Research interests:
My undergraduate major was ecology and philosophy (everybody designed their own). For my senior thesis
I studied forest succession in central Pennsylvania ridge top communities following Gypsy Moth disturbance.
I'm still interested in plant ecology, particularly the history of successional theory.
My master's degree was in Biology and for my thesis work I used experimental populations of Sacchromyces
cerevisiae (brewer's yeast) to ask some questions about adaptive divergence, resource partitioning, and trends
in fitness over evolutionary time (~1000 generations). During the summer of 2006 I returned to the lab of Dr. Sean
O'Connell to conintue this work. I hope to publish my results sooner rather than later.
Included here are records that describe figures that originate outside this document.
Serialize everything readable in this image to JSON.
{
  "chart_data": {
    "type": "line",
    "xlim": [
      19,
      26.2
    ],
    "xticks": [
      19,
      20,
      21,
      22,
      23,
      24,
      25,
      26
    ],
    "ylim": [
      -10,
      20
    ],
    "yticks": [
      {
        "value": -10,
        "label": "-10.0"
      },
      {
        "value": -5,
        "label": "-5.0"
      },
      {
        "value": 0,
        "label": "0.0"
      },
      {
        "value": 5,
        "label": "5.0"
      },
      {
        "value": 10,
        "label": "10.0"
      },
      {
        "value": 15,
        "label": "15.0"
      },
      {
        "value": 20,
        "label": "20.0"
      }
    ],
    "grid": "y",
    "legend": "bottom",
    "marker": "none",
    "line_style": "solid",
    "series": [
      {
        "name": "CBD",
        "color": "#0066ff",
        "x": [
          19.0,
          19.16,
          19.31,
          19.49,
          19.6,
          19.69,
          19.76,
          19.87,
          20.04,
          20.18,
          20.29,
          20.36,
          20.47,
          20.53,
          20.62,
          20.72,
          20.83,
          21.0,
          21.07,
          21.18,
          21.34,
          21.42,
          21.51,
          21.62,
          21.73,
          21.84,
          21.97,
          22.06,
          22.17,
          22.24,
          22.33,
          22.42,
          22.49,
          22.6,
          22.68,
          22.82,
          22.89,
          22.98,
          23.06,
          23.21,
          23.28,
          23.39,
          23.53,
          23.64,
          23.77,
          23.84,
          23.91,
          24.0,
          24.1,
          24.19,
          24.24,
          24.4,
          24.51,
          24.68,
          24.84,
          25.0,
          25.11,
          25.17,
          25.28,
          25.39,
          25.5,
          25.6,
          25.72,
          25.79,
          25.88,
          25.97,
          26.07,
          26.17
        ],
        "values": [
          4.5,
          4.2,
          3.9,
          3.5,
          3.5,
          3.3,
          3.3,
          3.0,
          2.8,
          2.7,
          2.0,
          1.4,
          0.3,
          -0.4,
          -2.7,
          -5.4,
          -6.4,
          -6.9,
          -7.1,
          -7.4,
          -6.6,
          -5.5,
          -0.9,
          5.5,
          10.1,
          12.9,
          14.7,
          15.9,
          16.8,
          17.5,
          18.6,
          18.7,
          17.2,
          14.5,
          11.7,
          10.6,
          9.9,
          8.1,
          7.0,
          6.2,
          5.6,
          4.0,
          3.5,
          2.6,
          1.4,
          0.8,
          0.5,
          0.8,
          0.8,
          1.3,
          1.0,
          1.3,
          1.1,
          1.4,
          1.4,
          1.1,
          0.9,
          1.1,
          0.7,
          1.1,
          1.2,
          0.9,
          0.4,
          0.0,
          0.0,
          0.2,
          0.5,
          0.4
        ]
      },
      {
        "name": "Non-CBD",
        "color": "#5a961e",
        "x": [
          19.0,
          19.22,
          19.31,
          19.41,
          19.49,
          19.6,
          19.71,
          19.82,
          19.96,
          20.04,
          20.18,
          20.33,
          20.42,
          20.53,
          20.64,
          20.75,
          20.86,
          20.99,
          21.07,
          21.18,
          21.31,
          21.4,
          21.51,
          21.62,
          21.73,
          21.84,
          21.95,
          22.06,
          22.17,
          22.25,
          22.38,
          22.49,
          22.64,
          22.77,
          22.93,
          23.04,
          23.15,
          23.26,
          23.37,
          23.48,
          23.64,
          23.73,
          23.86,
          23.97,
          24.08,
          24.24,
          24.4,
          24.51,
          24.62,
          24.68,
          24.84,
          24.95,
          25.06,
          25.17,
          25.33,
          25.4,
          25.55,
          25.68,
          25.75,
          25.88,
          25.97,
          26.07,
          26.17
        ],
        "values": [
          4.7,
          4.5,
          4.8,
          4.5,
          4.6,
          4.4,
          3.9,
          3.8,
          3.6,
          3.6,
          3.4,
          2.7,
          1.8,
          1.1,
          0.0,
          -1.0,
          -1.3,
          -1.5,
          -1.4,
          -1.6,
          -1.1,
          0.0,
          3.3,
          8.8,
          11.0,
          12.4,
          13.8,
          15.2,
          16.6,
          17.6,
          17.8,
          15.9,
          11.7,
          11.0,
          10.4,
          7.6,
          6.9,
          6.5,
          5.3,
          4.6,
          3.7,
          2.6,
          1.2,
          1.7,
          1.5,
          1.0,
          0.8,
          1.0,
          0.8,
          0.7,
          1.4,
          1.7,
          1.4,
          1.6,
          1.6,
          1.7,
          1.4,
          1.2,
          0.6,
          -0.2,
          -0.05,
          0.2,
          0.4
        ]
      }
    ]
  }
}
These days I am interested broadly in the history and philosophy of biology. In the philosophy of biology I'm
concerned mainly with our understanding of fundamental concepts such as drift and selection and how they affect both
theoretical arguments and experimental practice. In particular, I think that recent epistemological and conceptual
arguments about the causal status of drift and selection constrain each other in ways that are helpful in making
progress in the debate over the causal status of population genetics processes. In my dissertation I will
(hopefully) apply this idea to the levels of selection debate and the history of research on founder effect
speciation.
I'm also interested in Darwin studies, namely Darwin's principle of divergence, his understanding of speciation
and his views on human race evolution. I'm interested in the history of speciation from Darwin to the present,
particularly founder effect speciation and sympatric speciation, and I suspect that some of Darwin's thinking,
namely his motivations for adopting the principle of divergence, a form of sympatric speciation, may be helpful
in making progress in current debates about speciation.